Addictions : un guide pour les professionnels des Consultations jeunes consommateurs

Un adolescent souffrant d’addiction au cannabis ne vient pas de lui-même à une Consultation jeunes consommateurs (CJC) : il y est toujours adressé par un tiers (ses parents, son établissement scolaire ou pire, un juge). Cela ne facilite pas le contact avec le thérapeute, et le Dr Olivier Phan, responsable d’une CJC dans le Ve arrondissement de Paris, en sait quelque chose. « Il ne faut pas croire que l’adolescent est convaincu que ce qu’on va lui apporter va l’aider », a expliqué ce psychiatre lors des deuxièmes rencontres de la Mission interministérielle de lutte contre les drogues et les conduites addictives (MILDECA), organisées le 26 juin dernier à Matignon.

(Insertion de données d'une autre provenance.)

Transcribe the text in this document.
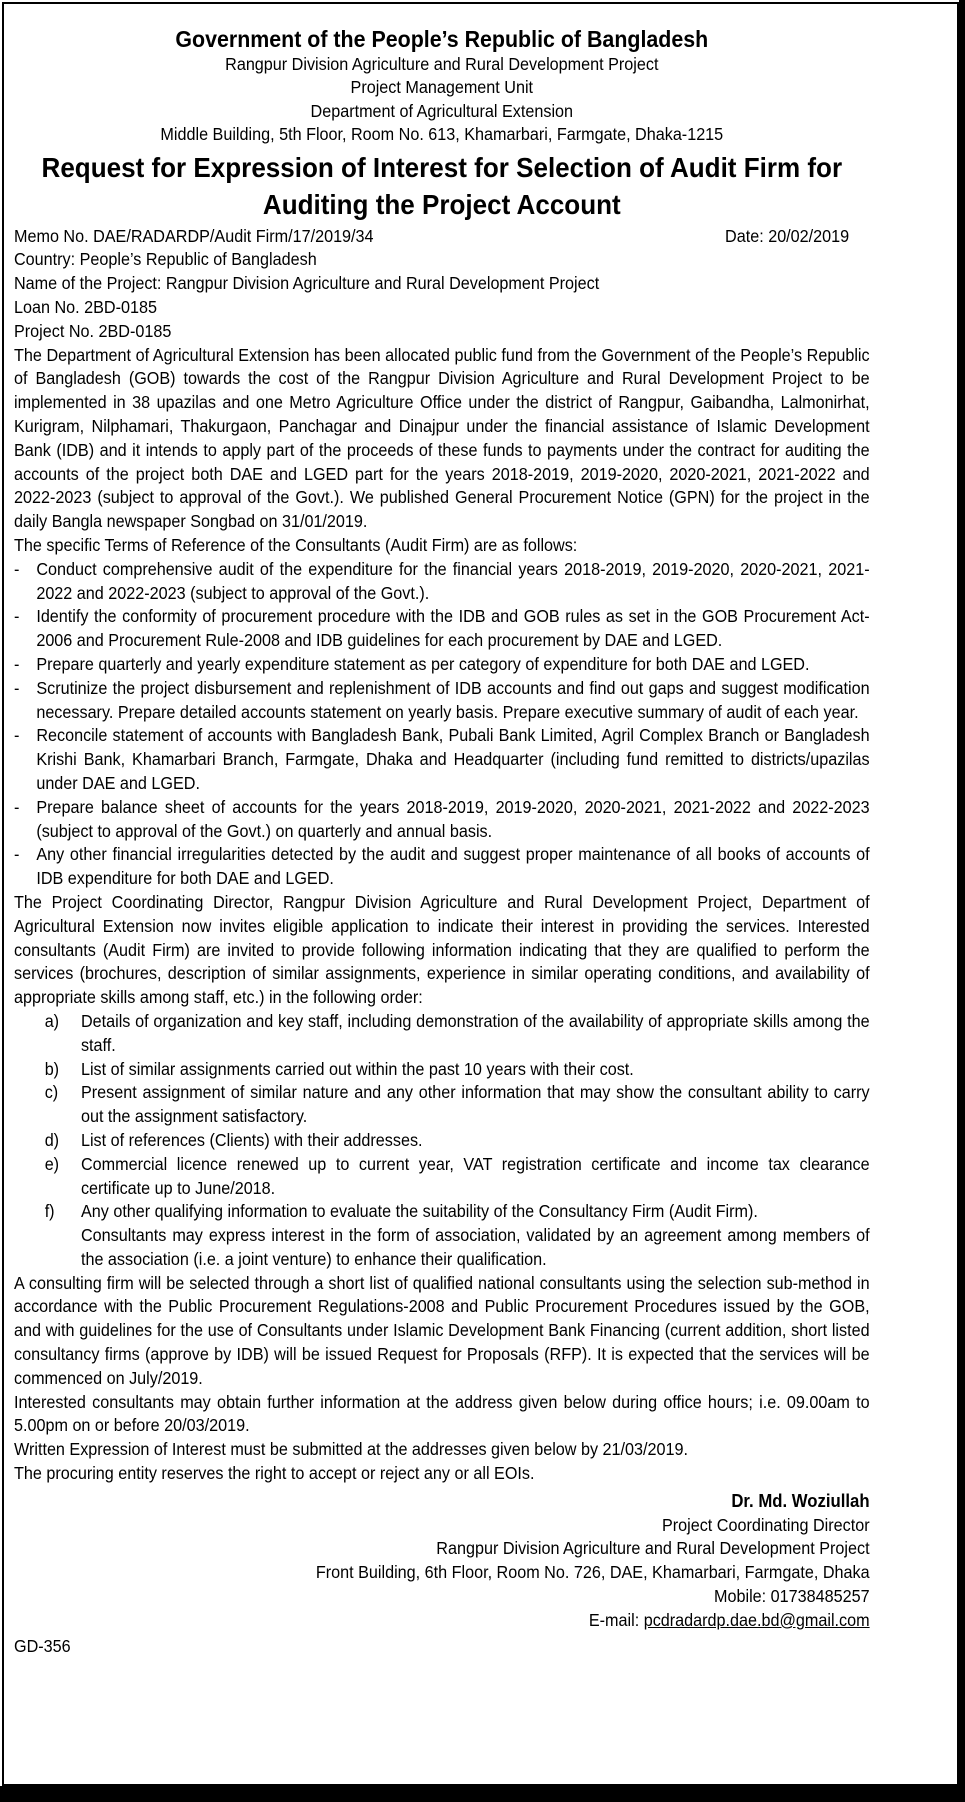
Government of the People’s Republic of Bangladesh
Rangpur Division Agriculture and Rural Development Project
Project Management Unit
Department of Agricultural Extension
Middle Building, 5th Floor, Room No. 613, Khamarbari, Farmgate, Dhaka-1215
Request for Expression of Interest for Selection of Audit Firm for Auditing the Project Account
Memo No. DAE/RADARDP/Audit Firm/17/2019/34	Date: 20/02/2019
Country: People’s Republic of Bangladesh
Name of the Project: Rangpur Division Agriculture and Rural Development Project
Loan No. 2BD-0185
Project No. 2BD-0185
The Department of Agricultural Extension has been allocated public fund from the Government of the People’s Republic of Bangladesh (GOB) towards the cost of the Rangpur Division Agriculture and Rural Development Project to be implemented in 38 upazilas and one Metro Agriculture Office under the district of Rangpur, Gaibandha, Lalmonirhat, Kurigram, Nilphamari, Thakurgaon, Panchagar and Dinajpur under the financial assistance of Islamic Development Bank (IDB) and it intends to apply part of the proceeds of these funds to payments under the contract for auditing the accounts of the project both DAE and LGED part for the years 2018-2019, 2019-2020, 2020-2021, 2021-2022 and 2022-2023 (subject to approval of the Govt.). We published General Procurement Notice (GPN) for the project in the daily Bangla newspaper Songbad on 31/01/2019.
The specific Terms of Reference of the Consultants (Audit Firm) are as follows:
- Conduct comprehensive audit of the expenditure for the financial years 2018-2019, 2019-2020, 2020-2021, 2021-2022 and 2022-2023 (subject to approval of the Govt.).
- Identify the conformity of procurement procedure with the IDB and GOB rules as set in the GOB Procurement Act- 2006 and Procurement Rule-2008 and IDB guidelines for each procurement by DAE and LGED.
- Prepare quarterly and yearly expenditure statement as per category of expenditure for both DAE and LGED.
- Scrutinize the project disbursement and replenishment of IDB accounts and find out gaps and suggest modification necessary. Prepare detailed accounts statement on yearly basis. Prepare executive summary of audit of each year.
- Reconcile statement of accounts with Bangladesh Bank, Pubali Bank Limited, Agril Complex Branch or Bangladesh Krishi Bank, Khamarbari Branch, Farmgate, Dhaka and Headquarter (including fund remitted to districts/upazilas under DAE and LGED.
- Prepare balance sheet of accounts for the years 2018-2019, 2019-2020, 2020-2021, 2021-2022 and 2022-2023 (subject to approval of the Govt.) on quarterly and annual basis.
- Any other financial irregularities detected by the audit and suggest proper maintenance of all books of accounts of IDB expenditure for both DAE and LGED.
The Project Coordinating Director, Rangpur Division Agriculture and Rural Development Project, Department of Agricultural Extension now invites eligible application to indicate their interest in providing the services. Interested consultants (Audit Firm) are invited to provide following information indicating that they are qualified to perform the services (brochures, description of similar assignments, experience in similar operating conditions, and availability of appropriate skills among staff, etc.) in the following order:
a) Details of organization and key staff, including demonstration of the availability of appropriate skills among the staff.
b) List of similar assignments carried out within the past 10 years with their cost.
c) Present assignment of similar nature and any other information that may show the consultant ability to carry out the assignment satisfactory.
d) List of references (Clients) with their addresses.
e) Commercial licence renewed up to current year, VAT registration certificate and income tax clearance certificate up to June/2018.
f) Any other qualifying information to evaluate the suitability of the Consultancy Firm (Audit Firm).
Consultants may express interest in the form of association, validated by an agreement among members of the association (i.e. a joint venture) to enhance their qualification.
A consulting firm will be selected through a short list of qualified national consultants using the selection sub-method in accordance with the Public Procurement Regulations-2008 and Public Procurement Procedures issued by the GOB, and with guidelines for the use of Consultants under Islamic Development Bank Financing (current addition, short listed consultancy firms (approve by IDB) will be issued Request for Proposals (RFP). It is expected that the services will be commenced on July/2019.
Interested consultants may obtain further information at the address given below during office hours; i.e. 09.00am to 5.00pm on or before 20/03/2019.
Written Expression of Interest must be submitted at the addresses given below by 21/03/2019.
The procuring entity reserves the right to accept or reject any or all EOIs.
Dr. Md. Woziullah
Project Coordinating Director
Rangpur Division Agriculture and Rural Development Project
Front Building, 6th Floor, Room No. 726, DAE, Khamarbari, Farmgate, Dhaka
Mobile: 01738485257
E-mail: pcdradardp.dae.bd@gmail.com
GD-356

Lors de ce rendez-vous, le Dr Phan a donné quelques pistes pour mieux aider ce patient très particulier qu’est le jeune usager de drogues. Il est en effet l’un des trois auteurs d’un nouveau manuel à l’usage des professionnels des CJC baptisé Processus d’accompagnement et d’alliance pour le changement thérapeutique (PAACT).

Formalisant les pratiques de terrain de thérapeutes impliqués dans le CJC, le PAACT se veut pragmatique : il décrit un processus qui dure en moyenne cinq mois, durant lesquels l’adolescent est reçu toutes les semaines. Il s’agit d’une thérapie individuelle, mais les parents n’en sont pas exclus : ils sont systématiquement reçus lors du premier entretien, puis deux à trois fois seuls.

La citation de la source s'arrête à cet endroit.